Presidente do Conselho Nacional do CDS-PP diz que reunião de sexta-feira foi “clara” e “legítima”

O presidente do Conselho Nacional do CDS defendeu hoje que a reunião do órgão máximo do partido entre congressos foi “absolutamente clara” e “legítima”.

Presidente do Conselho Nacional do CDS-PP diz que reunião de sexta-feira foi

Presidente do Conselho Nacional do CDS-PP diz que reunião de sexta-feira foi “clara” e “legítima”
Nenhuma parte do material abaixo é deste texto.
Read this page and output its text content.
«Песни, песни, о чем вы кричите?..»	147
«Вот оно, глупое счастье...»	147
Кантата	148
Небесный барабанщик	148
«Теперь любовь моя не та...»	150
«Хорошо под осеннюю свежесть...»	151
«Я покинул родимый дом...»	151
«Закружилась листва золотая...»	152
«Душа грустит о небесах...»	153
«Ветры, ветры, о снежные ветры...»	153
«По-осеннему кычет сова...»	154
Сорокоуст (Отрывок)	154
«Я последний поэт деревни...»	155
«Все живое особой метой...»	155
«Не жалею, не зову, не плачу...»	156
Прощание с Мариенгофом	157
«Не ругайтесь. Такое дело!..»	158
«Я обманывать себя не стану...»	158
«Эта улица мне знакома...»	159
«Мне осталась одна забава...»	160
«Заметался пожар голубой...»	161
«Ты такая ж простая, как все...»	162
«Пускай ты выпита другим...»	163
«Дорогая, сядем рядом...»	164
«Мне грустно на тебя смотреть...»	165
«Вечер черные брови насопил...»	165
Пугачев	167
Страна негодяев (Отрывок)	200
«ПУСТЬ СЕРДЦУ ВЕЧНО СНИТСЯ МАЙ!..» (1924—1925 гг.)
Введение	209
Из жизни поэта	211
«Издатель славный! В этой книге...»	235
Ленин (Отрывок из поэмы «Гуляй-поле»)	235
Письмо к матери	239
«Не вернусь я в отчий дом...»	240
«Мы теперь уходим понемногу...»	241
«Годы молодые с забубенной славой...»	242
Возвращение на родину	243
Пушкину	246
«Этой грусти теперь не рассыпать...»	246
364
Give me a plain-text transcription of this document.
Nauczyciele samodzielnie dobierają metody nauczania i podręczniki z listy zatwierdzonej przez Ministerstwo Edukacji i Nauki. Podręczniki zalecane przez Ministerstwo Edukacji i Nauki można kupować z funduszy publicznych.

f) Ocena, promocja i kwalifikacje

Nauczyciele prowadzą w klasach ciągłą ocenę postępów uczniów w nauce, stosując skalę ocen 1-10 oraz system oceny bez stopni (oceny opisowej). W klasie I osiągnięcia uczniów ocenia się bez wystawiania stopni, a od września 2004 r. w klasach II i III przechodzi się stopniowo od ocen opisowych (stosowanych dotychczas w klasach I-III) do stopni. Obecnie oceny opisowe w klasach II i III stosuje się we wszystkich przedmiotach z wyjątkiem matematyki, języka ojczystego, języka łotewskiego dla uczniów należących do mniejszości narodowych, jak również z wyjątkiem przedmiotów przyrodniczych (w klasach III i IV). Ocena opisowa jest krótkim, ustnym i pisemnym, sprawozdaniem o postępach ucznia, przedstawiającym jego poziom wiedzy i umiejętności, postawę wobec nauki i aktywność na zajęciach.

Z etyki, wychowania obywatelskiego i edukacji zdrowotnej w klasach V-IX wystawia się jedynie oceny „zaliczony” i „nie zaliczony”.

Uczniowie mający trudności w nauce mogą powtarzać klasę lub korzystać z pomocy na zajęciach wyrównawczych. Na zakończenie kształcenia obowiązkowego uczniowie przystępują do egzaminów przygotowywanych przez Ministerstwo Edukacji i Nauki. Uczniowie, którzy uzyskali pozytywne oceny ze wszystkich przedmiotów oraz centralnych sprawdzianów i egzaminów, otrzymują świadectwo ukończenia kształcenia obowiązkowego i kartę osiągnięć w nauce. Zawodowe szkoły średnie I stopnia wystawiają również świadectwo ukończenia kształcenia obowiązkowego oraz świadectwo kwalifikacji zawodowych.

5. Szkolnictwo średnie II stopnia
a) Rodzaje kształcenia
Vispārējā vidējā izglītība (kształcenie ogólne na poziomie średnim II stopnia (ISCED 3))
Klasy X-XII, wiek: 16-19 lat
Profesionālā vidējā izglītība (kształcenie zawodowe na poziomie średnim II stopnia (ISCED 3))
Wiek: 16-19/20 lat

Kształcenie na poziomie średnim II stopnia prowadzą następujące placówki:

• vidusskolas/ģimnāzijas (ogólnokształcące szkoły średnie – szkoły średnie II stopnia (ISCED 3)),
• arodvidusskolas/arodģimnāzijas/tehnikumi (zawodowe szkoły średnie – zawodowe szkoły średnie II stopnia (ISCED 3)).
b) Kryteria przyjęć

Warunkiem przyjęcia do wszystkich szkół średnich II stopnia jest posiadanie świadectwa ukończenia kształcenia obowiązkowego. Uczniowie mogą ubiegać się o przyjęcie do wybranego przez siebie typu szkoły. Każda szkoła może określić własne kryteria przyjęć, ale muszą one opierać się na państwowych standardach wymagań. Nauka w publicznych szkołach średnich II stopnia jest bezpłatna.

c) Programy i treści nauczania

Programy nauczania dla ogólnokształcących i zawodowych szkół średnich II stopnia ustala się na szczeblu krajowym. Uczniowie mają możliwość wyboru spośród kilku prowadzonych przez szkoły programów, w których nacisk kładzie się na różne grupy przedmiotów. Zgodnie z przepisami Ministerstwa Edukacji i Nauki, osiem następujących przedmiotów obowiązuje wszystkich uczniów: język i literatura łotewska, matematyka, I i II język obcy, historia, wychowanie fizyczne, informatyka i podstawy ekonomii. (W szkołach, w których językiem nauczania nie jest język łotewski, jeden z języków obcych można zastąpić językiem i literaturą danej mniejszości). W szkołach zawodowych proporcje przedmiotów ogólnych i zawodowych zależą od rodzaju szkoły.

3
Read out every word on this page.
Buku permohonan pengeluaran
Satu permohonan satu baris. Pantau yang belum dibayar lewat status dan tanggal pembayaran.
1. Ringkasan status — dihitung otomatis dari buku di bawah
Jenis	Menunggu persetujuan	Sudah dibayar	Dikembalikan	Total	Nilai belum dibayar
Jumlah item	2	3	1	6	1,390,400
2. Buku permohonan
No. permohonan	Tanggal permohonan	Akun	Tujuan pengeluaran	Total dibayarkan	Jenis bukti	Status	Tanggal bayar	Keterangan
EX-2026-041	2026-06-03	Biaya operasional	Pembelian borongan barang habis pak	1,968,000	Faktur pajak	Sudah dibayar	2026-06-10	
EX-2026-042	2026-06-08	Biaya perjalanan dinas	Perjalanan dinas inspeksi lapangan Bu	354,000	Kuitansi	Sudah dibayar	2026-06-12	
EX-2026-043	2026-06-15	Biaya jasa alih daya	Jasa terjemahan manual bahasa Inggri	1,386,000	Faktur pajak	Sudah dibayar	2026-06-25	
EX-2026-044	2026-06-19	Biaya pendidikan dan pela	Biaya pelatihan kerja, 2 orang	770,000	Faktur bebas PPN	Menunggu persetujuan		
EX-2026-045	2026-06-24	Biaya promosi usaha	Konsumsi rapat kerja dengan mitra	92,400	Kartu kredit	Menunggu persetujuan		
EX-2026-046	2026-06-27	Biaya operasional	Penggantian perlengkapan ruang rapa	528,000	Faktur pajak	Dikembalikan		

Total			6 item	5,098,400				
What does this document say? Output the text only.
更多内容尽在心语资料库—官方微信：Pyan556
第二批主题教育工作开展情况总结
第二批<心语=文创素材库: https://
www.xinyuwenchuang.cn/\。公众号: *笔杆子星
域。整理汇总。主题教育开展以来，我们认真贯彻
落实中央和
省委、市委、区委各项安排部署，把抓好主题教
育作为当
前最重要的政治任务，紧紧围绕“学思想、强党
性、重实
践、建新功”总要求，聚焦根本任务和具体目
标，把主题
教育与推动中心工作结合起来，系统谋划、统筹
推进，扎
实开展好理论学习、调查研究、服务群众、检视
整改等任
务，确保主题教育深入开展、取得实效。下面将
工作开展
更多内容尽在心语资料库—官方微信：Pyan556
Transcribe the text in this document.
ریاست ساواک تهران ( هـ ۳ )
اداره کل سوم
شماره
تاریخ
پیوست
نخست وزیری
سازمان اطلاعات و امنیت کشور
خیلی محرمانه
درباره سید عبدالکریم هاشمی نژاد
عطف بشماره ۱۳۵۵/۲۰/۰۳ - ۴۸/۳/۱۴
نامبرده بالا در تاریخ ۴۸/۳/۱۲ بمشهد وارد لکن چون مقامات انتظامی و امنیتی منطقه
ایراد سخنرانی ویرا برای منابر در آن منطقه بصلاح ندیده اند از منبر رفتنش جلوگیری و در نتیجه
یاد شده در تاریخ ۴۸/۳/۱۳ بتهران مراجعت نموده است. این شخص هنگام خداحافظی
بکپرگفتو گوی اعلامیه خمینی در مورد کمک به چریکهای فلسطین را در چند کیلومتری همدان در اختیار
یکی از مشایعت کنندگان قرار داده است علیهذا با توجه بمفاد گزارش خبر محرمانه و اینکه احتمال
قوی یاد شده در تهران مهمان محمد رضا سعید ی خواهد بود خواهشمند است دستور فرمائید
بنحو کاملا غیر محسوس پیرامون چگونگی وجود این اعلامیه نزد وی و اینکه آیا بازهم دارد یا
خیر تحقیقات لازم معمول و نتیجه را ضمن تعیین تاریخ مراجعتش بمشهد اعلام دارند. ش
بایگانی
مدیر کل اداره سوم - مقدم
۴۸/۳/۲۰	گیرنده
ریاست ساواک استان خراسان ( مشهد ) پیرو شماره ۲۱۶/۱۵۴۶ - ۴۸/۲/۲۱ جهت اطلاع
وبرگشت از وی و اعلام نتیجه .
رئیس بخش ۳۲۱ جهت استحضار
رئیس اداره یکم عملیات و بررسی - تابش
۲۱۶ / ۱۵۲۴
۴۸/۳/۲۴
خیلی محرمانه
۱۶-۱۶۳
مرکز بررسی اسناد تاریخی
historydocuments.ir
O presidente do Conselho Nacional do CDS defendeu hoje que a reunião do órgão máximo do partido entre congressos foi “absolutamente clara” e “legítima”.

Lisboa, 31 out 021 (Lusa) – O presidente do Conselho Nacional do CDS defendeu hoje que a reunião do órgão máximo do partido entre congressos foi “absolutamente clara” e “legítima”, e afirmou não temer “confrontos com a lei” por estar “certo da correção do processo”.

Numa conferência de imprensa na sede do CDS, em Lisboa, Filipe Anacoreta Correia defendeu que a reunião do Conselho Nacional de sexta-feira passada — onde foi aprovado adiamento do Congresso do CDS em que o eurodeputado Nuno Melo ia disputar a liderança do partido com o atual presidente, Francisco Rodrigues dos Santos — foi “absolutamente clara” e “legítima” na sua “condução e na forma como se constituiu”, reagindo às críticas segundo as quais a sua convocatória foi ilegal e as suas deliberações inválidas.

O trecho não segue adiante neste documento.